Update: I realized that I have left out a caveat in Brennan’s drone lies — he was talking in the previous year. I’ve fixed that.

When All You Have Is a CyberHammer, You Have to Expect to Go to War against Nails

There are two things about this NYT article describing Obama’s new cyberwar policy that deserve note.

A secret legal review on the use of America’s growing arsenal of cyberweapons has concluded that President Obama has the broad power to order a pre-emptive strike if the United States detects credible evidence of a major digital attack looming from abroad, according to officials involved in the review.

[snip]

The rules will be highly classified, just as those governing drone strikes have been closely held.

First, according to the WaPo, the government has conducted a search of any and all government officials who have had contact with the lead author of the story, David Sanger.

Investigators, they said, have conducted extensive analysis of the e-mail accounts and phone records of current and former government officials in a search for links to journalists.

Frankly, I think the WaPo is naively ignoring the real possibility, given the updates to DOJ’s Domestic Investigations and Operations Guide, that DOJ has accessed Sanger’s email records directly.

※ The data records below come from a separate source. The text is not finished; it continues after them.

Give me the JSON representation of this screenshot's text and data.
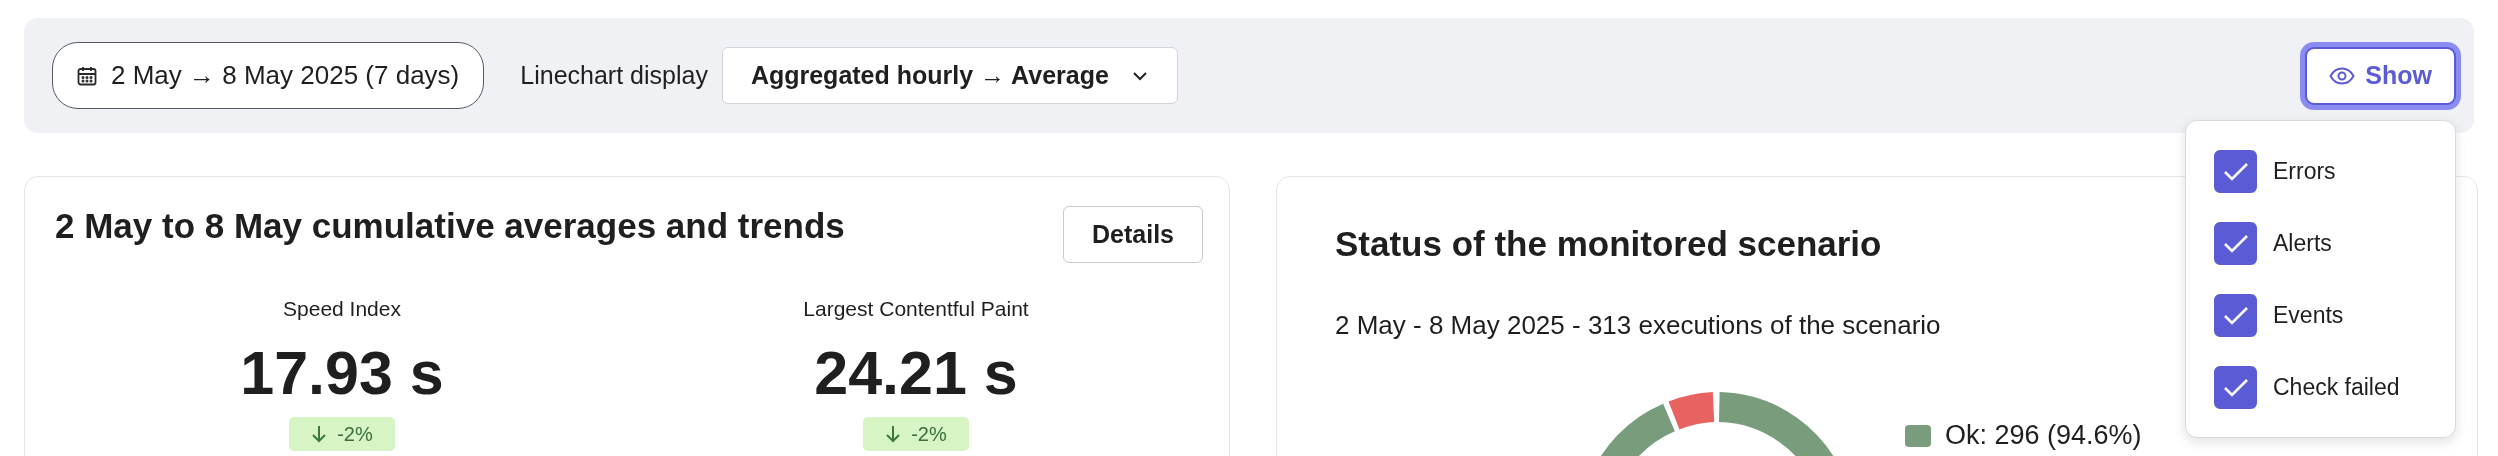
{
  "toolbar": {
    "date_range": "2 May → 8 May 2025 (7 days)",
    "linechart_label": "Linechart display",
    "linechart_select": "Aggregated hourly → Average",
    "show_button": "Show"
  },
  "show_menu": {
    "items": [
      {
        "label": "Errors",
        "checked": true
      },
      {
        "label": "Alerts",
        "checked": true
      },
      {
        "label": "Events",
        "checked": true
      },
      {
        "label": "Check failed",
        "checked": true
      }
    ]
  },
  "averages_card": {
    "title": "2 May to 8 May cumulative averages and trends",
    "details_button": "Details",
    "metrics": [
      {
        "name": "Speed Index",
        "value": "17.93 s",
        "trend": "-2%"
      },
      {
        "name": "Largest Contentful Paint",
        "value": "24.21 s",
        "trend": "-2%"
      }
    ]
  },
  "status_card": {
    "title": "Status of the monitored scenario",
    "subtitle": "2 May - 8 May 2025 - 313 executions of the scenario",
    "legend": [
      {
        "label": "Ok: 296 (94.6%)",
        "color": "#789c7c"
      }
    ]
  }
}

Nevertheless, however they’ve gotten that information, the government now has a pretty good idea who speaks to David Sanger. Presumably, folks who talk to Sanger — particularly those privy to secret workings of the White House — are cognizant of this fact.

From that I assume it’s likely — though by no means certain — that the Administration is not that unhappy about having an article boasting about its aggressive cyberwar stance, even while noting that the details of it will be remain legally classified.

Meanwhile, I’m struck by this claim.

Mr. Obama is known to have approved the use of cyberweapons only once, early in his presidency, when he ordered an escalating series of cyberattacks against Iran’s nuclear enrichment facilities.

Sure, there’s only been the one attack (or rather the serial set of attacks) on Iran.

But I’m struck — particularly in the wake of DOJ’s filing making it clear they’re investigating WikiLeaks as a spy, while refusing to tell us what laws it is using to conduct that investigation — that there has been a rather notable cyberattack whose author we don’t know: the DDOS attacks on WikiLeaks as it first started to release the WikiLeaks cables, and then again last summer (a group called AntiLeaks claimed credit for the second one).

As Jack Goldsmith and Thomas Rid both point out, the Administration appears to be badly fumbling cyber defense (largely because the private sector doesn’t want to play along and the Administration isn’t prepared to make them), but they are very aggressively pursuing cyberoffense. Perhaps, as Goldsmith suggests, this leak to the journalist whose contacts are being monitored is intended to deter attacks on the US (though I’m not sure how a story in a newspaper that the Chinese have hacked is going to scare the Chinese from doing what they have been doing for years).

But if the US is so intent on bragging about its offensive capability, isn’t it time we learned the scope of that offensive capability? Shouldn’t we finally know whether the government took down a publisher’s website?